As the coronavirus continues to put pressure on global health care systems, and governments scramble to keep their citizens safe, the requirement for world-class, efficient and resourced facilities has never been more apparent.
The UK has converted stadiums and arenas to makeshift health care centres, and has called upon a consortium of manufacturers — including Airbus, Dyson and Rolls-Royce — to help produce tens of thousands of ventilator machines to meet the surge in demand.
Other nations are also looking to innovative and agile solutions that will hopefully result in a lower mortality rate during this pandemic.
But the coronavirus is not the only global health care crisis.
An estimated one billion people rely on health care facilities without electricity supply.
While this issue seems to take a back seat as tier-one nations battle against a global pandemic, it is critical to address it now more than ever.
In February, Bill Gates spoke at the American Association for the Advancement of Science’s annual meeting, and stated the impact of coronavirus could be “very, very dramatic”, particularly if it spreads to developing countries where health care infrastructure is vulnerable.
Cut-off from power
A recent study analysing more than 121,000 health facilities, in 46 low and middle-income countries, found that almost 60 per cent of them lacked access to reliable electricity. Rural communities are at a disadvantage as access to the grid is less likely than those in urban communities. But even grid-connected health care facilities still suffer frequent power outages in developing countries.

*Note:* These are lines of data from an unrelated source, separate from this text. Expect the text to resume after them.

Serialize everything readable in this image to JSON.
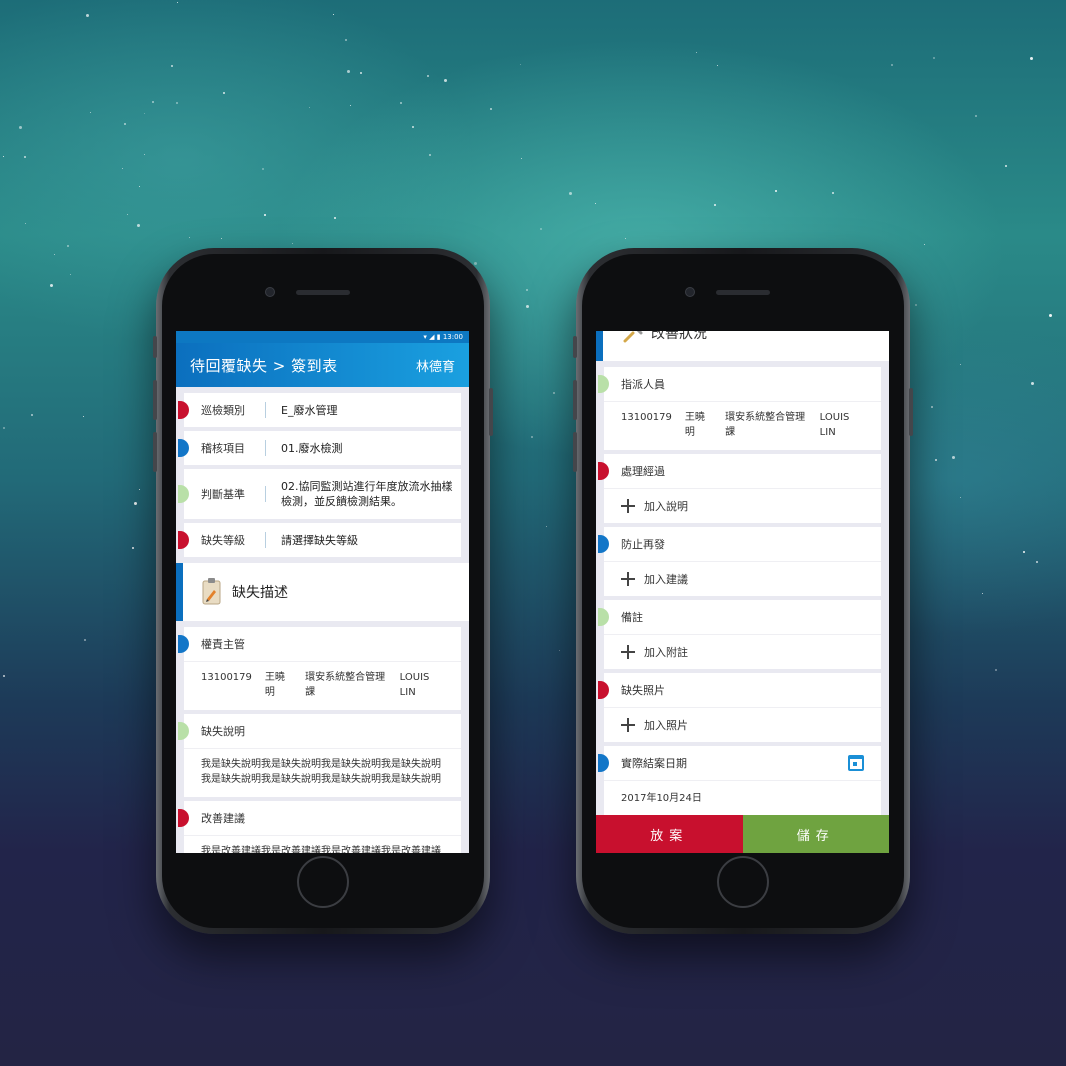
{
  "left": {
    "status": {
      "time": "13:00"
    },
    "appbar": {
      "title": "待回覆缺失 > 簽到表",
      "user": "林德育"
    },
    "fields": [
      {
        "label": "巡檢類別",
        "value": "E_廢水管理",
        "color": "#c8102e"
      },
      {
        "label": "稽核項目",
        "value": "01.廢水檢測",
        "color": "#1276c8"
      },
      {
        "label": "判斷基準",
        "value": "02.協同監測站進行年度放流水抽樣檢測，並反饋檢測結果。",
        "color": "#b9e0a8"
      },
      {
        "label": "缺失等級",
        "value": "請選擇缺失等級",
        "color": "#c8102e"
      }
    ],
    "section_title": "缺失描述",
    "responsible": {
      "label": "權責主管",
      "id": "13100179",
      "name": "王曉明",
      "dept": "環安系統整合管理課",
      "en_name": "LOUIS LIN"
    },
    "description": {
      "label": "缺失說明",
      "text": "我是缺失說明我是缺失說明我是缺失說明我是缺失說明我是缺失說明我是缺失說明我是缺失說明我是缺失說明"
    },
    "improvement": {
      "label": "改善建議",
      "text": "我是改善建議我是改善建議我是改善建議我是改善建議我是改善建議我是改善建議我是改善建議我是改善建議"
    }
  },
  "right": {
    "section_title": "改善狀況",
    "assigned": {
      "label": "指派人員",
      "id": "13100179",
      "name": "王曉明",
      "dept": "環安系統整合管理課",
      "en_name": "LOUIS LIN"
    },
    "process": {
      "label": "處理經過",
      "add": "加入說明"
    },
    "prevent": {
      "label": "防止再發",
      "add": "加入建議"
    },
    "remark": {
      "label": "備註",
      "add": "加入附註"
    },
    "photo": {
      "label": "缺失照片",
      "add": "加入照片"
    },
    "close_date": {
      "label": "實際結案日期",
      "value": "2017年10月24日"
    },
    "actions": {
      "cancel": "放案",
      "save": "儲存"
    }
  },
  "colors": {
    "primary": "#0b6fbe",
    "danger": "#c8102e",
    "success": "#6fa340",
    "accent_green": "#b9e0a8"
  }
}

Resilient and reliable energy supply is essential to delivering both basic and modern health care services. From empowering general practitioners and clinical services to work after sundown, to powering laboratory equipment, incubators, intensive care units and the appropriate storage of vaccines, blood work and medications.

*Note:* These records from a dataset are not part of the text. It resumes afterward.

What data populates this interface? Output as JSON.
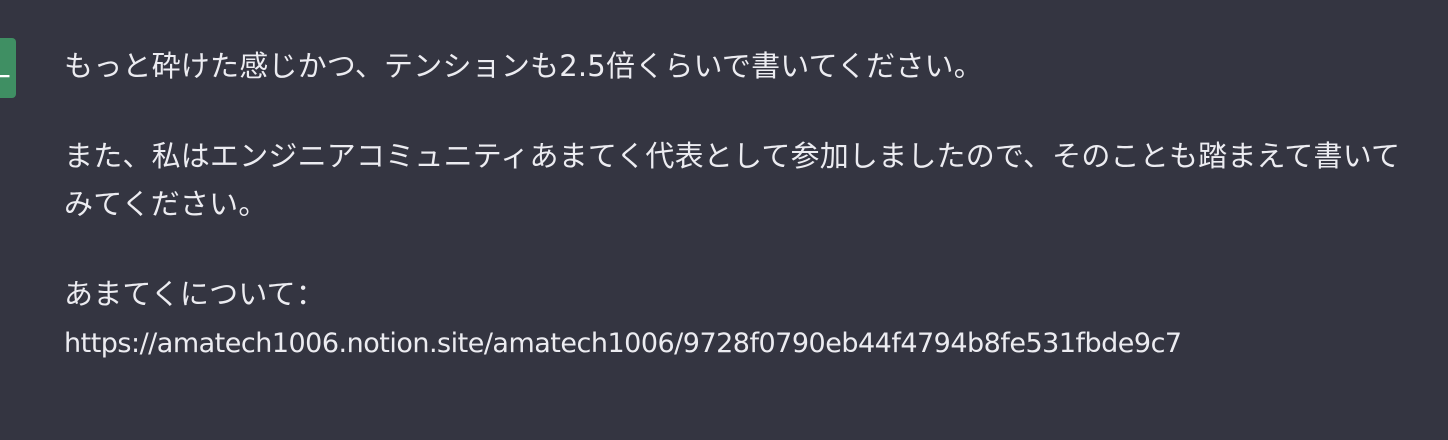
{
  "message": {
    "avatar_letter": "L",
    "accent_color": "#3f8f63",
    "paragraph_1": "もっと砕けた感じかつ、テンションも2.5倍くらいで書いてください。",
    "paragraph_2": "また、私はエンジニアコミュニティあまてく代表として参加しましたので、そのことも踏まえて書いてみてください。",
    "paragraph_3_label": "あまてくについて：",
    "paragraph_3_url": "https://amatech1006.notion.site/amatech1006/9728f0790eb44f4794b8fe531fbde9c7"
  }
}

Electricity is the pivotal enabler to providing dependable health care. Off-grid renewable energy solutions, such as the hybridisation of small wind, solar and battery storage, represent a clean, efficient, rapidly deployable and reliable option to connect health care facilities without access, or unreliable access, to the grid. It gives facilities stability, resilience and security to manage their own energy supply.
The solution is available. So how do we facilitate the connection of energy and health care, reduce health care poverty, and enable global health care equality? Collaboration, communication and execution across all fronts, from private to public, must be encouraged and promoted.

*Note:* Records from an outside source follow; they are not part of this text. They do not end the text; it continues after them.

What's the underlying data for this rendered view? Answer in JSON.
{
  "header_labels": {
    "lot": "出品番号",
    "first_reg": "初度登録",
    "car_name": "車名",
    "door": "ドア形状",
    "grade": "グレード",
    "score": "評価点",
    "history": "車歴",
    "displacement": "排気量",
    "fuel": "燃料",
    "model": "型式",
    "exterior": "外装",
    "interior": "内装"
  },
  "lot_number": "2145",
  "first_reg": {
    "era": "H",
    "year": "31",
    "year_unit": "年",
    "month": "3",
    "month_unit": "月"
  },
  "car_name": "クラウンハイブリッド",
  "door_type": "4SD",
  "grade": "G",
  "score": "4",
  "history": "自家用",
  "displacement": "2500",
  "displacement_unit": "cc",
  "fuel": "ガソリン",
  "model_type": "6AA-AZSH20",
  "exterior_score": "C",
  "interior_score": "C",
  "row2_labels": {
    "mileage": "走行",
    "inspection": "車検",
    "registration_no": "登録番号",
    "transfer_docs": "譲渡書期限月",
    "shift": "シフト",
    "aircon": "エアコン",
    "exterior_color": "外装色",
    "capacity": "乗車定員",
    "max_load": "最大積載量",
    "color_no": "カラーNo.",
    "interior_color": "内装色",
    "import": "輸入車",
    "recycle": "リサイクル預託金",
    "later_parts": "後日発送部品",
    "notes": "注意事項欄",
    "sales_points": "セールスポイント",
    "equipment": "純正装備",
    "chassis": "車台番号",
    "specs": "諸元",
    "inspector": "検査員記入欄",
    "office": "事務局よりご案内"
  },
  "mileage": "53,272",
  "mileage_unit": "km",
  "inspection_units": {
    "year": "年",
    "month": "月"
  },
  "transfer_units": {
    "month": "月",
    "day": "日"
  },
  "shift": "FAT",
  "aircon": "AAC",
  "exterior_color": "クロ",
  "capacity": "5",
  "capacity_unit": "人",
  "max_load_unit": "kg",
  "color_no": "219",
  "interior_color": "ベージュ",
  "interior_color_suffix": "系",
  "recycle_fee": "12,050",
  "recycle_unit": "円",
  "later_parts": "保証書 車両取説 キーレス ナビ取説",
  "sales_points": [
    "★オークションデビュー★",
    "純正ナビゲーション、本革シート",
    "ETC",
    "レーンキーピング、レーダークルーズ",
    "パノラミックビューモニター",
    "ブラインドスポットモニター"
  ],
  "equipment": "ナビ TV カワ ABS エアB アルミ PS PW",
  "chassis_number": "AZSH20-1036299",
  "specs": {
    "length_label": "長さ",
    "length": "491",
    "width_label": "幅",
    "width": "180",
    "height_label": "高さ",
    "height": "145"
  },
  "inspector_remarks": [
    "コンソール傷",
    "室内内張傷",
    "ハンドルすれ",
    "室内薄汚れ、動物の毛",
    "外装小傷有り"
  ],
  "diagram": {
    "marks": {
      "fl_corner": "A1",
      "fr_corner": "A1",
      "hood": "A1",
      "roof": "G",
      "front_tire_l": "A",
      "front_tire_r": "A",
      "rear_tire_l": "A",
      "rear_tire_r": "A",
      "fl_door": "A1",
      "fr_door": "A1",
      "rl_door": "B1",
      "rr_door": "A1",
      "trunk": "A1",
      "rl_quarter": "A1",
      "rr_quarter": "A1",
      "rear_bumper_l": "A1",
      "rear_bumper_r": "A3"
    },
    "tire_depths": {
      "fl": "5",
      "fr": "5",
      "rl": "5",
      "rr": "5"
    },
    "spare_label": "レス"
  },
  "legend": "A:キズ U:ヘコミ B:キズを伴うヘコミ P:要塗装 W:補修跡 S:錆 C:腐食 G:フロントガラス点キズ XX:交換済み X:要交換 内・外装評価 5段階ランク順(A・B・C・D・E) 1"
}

Developing nation governments must ensure the electrification of rural health care facilities is a priority and must be executed with speed in the coming years to securitise these communities, which currently do not have access to reliable health care, due to the lack of electricity.
Utilities and developers must consider the innovative solutions available, outside of the traditional, to power these communities and enable health care equality for those within their communities.
And renewable technology companies whose solutions bring affordable and reliable energy access to communities and health care facilities through off-grid energy, must reach out and be heard in these markets. They need to find the right platform and market entry to ensure governments, utilities, developers and communities are aware of the technology available today.
The energy transition to clean, renewable and off-grid solutions in developing countries will revolutionise communities and economies. The health care system will be a key indicator of positive transformation in years to come, as we lift countries out of health care poverty by enabling energy access for all.